Pensez : “D’accord, cette chose ne crée tout simplement pas de valeur.”

Faites des expériences de pensée. Si vous étiez Elon Musk, preniez le contrôle de votre propre entreprise et disiez : “Vous savez quoi, je vais faire la même chose avec seulement 10 % des employés”, lesquels garderiez-vous, et pourquoi ?

C’est une expérience de pensée.

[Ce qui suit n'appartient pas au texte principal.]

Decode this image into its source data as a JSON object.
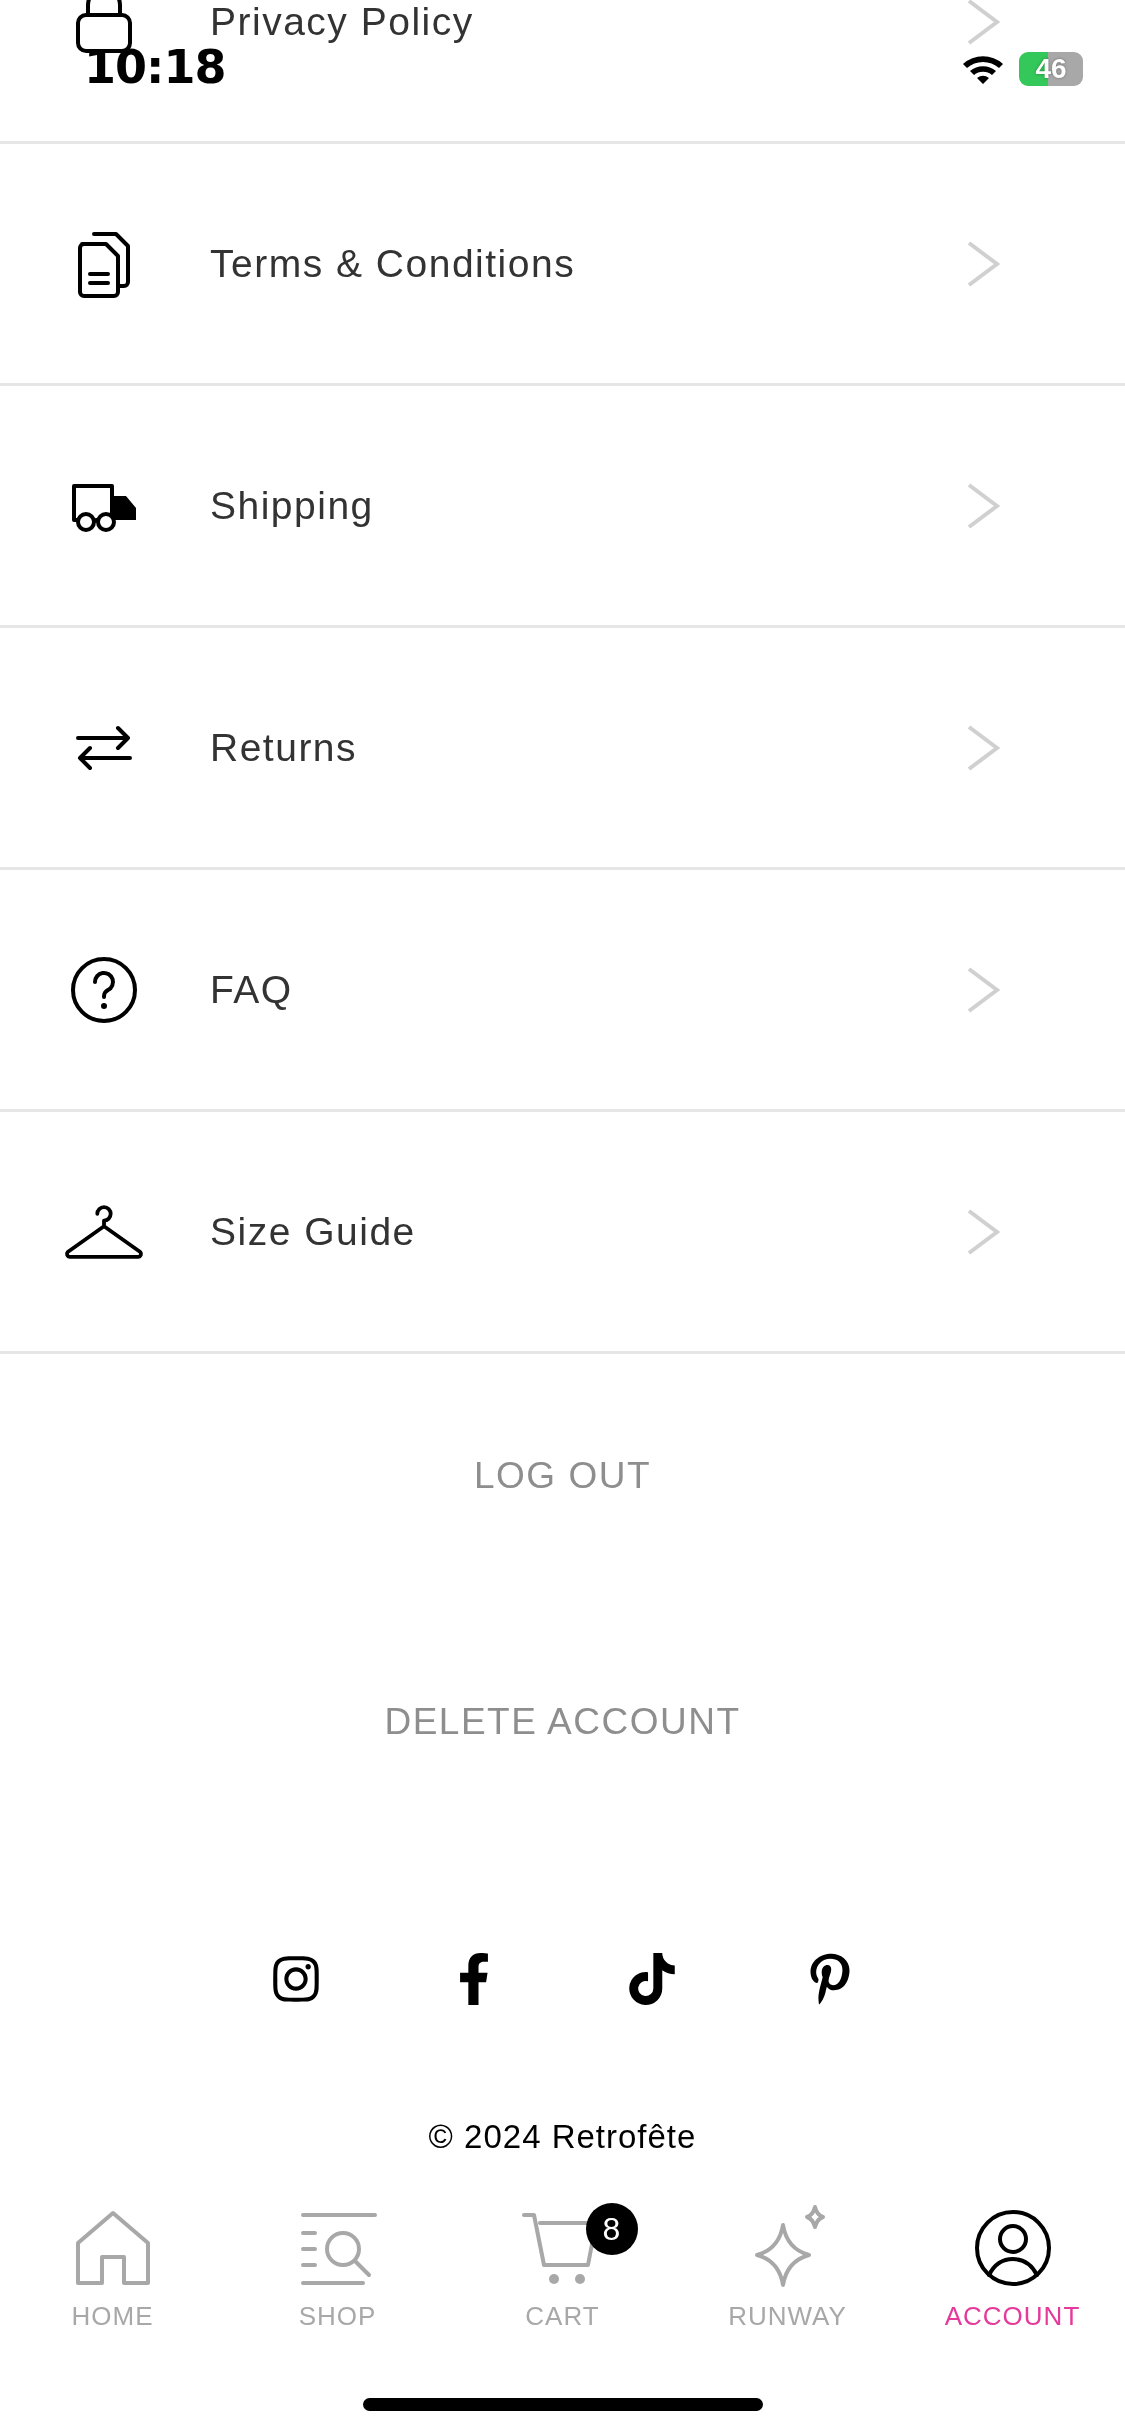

Ce n’est peut-être pas très judicieux — peut-être que toute l’entreprise exploserait — mais cela peut vous donner une idée de ce qui est vraiment essentiel par rapport à ce qui relève essentiellement de la complaisance.

Conor Doherty: Très bien. Bon, Joannes, nous n’avons plus de questions. Nous sommes ici depuis 70 minutes, donc nous sommes officiellement à court de temps.

Merci beaucoup d’avoir participé. Ça a toujours été un plaisir.

Et à vous tous, merci d’être venus, pour vos messages privés, vos questions et le débat animé dans les commentaires. C’est formidable à voir.

Comme toujours, si vous souhaitez poursuivre la conversation, vous pouvez nous contacter, Joannes et moi, en privé sur LinkedIn. Nous sommes toujours ravis de discuter — même de supply chain, de tout ce que vous voulez. Philosophie — nous en parlons de tout.

Sur ce, nous nous retrouvons la semaine prochaine. Passez une bonne semaine, et retournez au travail.